Crappie

Where I live if you like to fish, then April is crappie time.

My father was a crappie fisherman and so was my father-in-law. In their fishing world there was crappie and then there was everything else. In this regard I’ve failed to follow in either man’s large footsteps.

I like to crappie fish and do so often. But with some folks it borders on obsession.

Crappie aren’t difficult to catch. They are found in streams and rivers but are basically a backwater/reservoir warm water panfish. They come in two varieties: white and black (pictured).

They are timid fighters. If you’re looking for a panfish fight try bluegill.

They are not large fish.

You’ll rarely encounter a crappie that requires two hands to hold. A two-pound crappie a big one; a three-pounder a trophy and a four pounder almost unheard of. The world record is a shade over five pounds.

The crappie claim to fame is how it dresses up a dinner table. They are excellent table fare; and are never better prepared than when lightly breaded and pan fried.

There is a little misconception about spring fishing techniques. Crappie spawn in shallow water when water temps near 60 degrees. Where you find one fish you usually find a bunch. A minnow under a bobber is the time-tested method for filling an ice chest with crappie. But casting a curly tail jig or Road Runner is nearly as effective. They’ll hit a fly, too. Use a small white streamer and a slow retrieve.

The misconception lies in where the fish are located at spawning time. Guys like me have written reams about how easy it is to catch crappie when they are spawning – and that’s true, to a point. The fish do spawn in shallow water near the shoreline – this is why when water temperatures approach the magic 60-degree mark the banks at most decent crappie lakes resemble a Saturday afternoon Wal-Mart parking lot.

But while crappie anglers are pounding the bank there’s often plenty fish right behind them.

I used to occasionally fish with a retired fisheries biologist who’d spent a career studying fish movement and had spent endless hours at the wheel of an electroshocking boat, running crappie surveys.
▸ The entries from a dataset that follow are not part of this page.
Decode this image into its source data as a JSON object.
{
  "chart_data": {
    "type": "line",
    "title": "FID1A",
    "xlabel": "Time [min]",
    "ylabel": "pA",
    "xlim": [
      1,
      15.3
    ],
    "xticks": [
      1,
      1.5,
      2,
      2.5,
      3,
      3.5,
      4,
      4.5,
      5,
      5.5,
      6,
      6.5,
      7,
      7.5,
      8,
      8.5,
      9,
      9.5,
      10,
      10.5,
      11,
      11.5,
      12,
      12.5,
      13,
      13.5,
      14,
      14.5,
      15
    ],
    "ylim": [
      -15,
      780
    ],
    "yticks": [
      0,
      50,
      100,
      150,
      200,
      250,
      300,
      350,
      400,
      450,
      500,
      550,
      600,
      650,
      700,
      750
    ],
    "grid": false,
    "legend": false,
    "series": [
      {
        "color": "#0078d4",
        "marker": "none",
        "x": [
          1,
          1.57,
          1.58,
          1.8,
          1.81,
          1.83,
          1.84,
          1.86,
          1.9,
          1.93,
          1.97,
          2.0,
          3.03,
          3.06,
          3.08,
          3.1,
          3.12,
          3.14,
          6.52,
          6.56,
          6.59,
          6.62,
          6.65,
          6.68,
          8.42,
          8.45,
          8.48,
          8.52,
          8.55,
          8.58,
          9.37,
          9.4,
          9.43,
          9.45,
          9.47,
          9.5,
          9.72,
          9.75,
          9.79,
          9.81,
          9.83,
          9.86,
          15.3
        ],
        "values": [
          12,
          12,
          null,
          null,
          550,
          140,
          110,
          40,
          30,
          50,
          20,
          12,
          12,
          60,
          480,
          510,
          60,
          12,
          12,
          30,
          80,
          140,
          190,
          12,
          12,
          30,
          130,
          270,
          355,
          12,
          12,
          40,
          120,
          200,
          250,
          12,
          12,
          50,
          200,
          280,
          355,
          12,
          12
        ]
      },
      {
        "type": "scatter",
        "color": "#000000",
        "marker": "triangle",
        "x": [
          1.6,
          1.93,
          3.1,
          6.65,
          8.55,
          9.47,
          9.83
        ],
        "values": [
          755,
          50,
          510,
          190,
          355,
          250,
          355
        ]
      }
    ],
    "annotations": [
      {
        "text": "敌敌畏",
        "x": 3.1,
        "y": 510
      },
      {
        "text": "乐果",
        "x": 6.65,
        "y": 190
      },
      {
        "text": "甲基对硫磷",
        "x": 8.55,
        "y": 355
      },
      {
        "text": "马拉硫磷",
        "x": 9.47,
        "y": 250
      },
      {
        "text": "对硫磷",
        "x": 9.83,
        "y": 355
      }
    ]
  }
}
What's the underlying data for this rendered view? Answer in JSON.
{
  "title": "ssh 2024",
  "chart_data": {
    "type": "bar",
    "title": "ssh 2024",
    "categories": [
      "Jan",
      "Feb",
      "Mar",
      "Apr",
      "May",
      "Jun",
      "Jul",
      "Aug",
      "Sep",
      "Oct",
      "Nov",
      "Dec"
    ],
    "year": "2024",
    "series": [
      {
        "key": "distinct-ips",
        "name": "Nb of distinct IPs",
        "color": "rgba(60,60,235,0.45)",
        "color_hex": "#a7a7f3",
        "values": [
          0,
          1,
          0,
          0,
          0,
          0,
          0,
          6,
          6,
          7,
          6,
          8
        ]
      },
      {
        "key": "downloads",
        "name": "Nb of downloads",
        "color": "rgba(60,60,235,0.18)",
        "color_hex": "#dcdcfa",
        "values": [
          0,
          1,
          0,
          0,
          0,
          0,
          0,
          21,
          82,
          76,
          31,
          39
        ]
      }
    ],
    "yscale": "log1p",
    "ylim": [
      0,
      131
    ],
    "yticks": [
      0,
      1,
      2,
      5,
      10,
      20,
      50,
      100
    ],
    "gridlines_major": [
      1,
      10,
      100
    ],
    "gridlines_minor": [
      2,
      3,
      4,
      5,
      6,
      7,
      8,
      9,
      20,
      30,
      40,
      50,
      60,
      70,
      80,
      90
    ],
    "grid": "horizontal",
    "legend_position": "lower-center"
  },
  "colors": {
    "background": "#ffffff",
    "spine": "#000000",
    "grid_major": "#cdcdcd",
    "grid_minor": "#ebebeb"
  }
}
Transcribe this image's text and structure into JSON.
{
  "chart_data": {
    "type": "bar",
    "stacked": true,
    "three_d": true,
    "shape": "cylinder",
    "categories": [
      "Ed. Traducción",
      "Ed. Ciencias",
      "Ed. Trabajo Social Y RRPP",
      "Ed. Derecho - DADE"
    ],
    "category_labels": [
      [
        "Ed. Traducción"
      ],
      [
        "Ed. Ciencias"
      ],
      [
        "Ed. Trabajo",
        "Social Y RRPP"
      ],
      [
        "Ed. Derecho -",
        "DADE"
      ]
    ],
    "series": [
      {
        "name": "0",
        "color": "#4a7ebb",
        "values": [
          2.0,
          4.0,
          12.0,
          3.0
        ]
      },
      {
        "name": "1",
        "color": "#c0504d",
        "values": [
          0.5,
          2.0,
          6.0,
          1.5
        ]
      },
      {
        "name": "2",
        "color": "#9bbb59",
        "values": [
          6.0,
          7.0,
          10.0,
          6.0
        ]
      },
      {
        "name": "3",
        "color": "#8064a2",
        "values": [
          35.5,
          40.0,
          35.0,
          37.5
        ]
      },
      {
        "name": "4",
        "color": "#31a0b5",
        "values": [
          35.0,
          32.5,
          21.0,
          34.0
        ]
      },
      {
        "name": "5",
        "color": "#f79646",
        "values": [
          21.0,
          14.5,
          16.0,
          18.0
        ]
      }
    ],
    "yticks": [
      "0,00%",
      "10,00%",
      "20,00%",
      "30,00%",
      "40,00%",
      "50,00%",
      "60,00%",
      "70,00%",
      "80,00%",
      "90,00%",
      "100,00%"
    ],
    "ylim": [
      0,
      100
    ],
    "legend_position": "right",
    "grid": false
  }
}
This was a guy I’d also interviewed several times during his career but we didn’t fish together until after he retired.

He never crappie fished close to the bank, preferring to work about in 12-15 feet of water, 20 or 30 yards off the shore; sometimes farther, depending on the lay of the land. We seldom fished more than a couple of hours. He’d have his limit in 30 or 40 minutes and would spend the rest of the time waiting on me.

I finally asked him why he didn’t follow the crowd and work the banks where the fish were spawning and – I thought – would be easier to catch.

He shook his head.

“All the fish don’t spawn at once,” he explained. “In fact most fish don’t spawn at once. They stage out here, run in to spawn, then move back out.”

I knew this, of course, but I’d grown addicted to fishing shore cover.

The biologist/fisherman then added, “I’d have told you that years ago when you were interviewing me . . . if you’d ever asked.”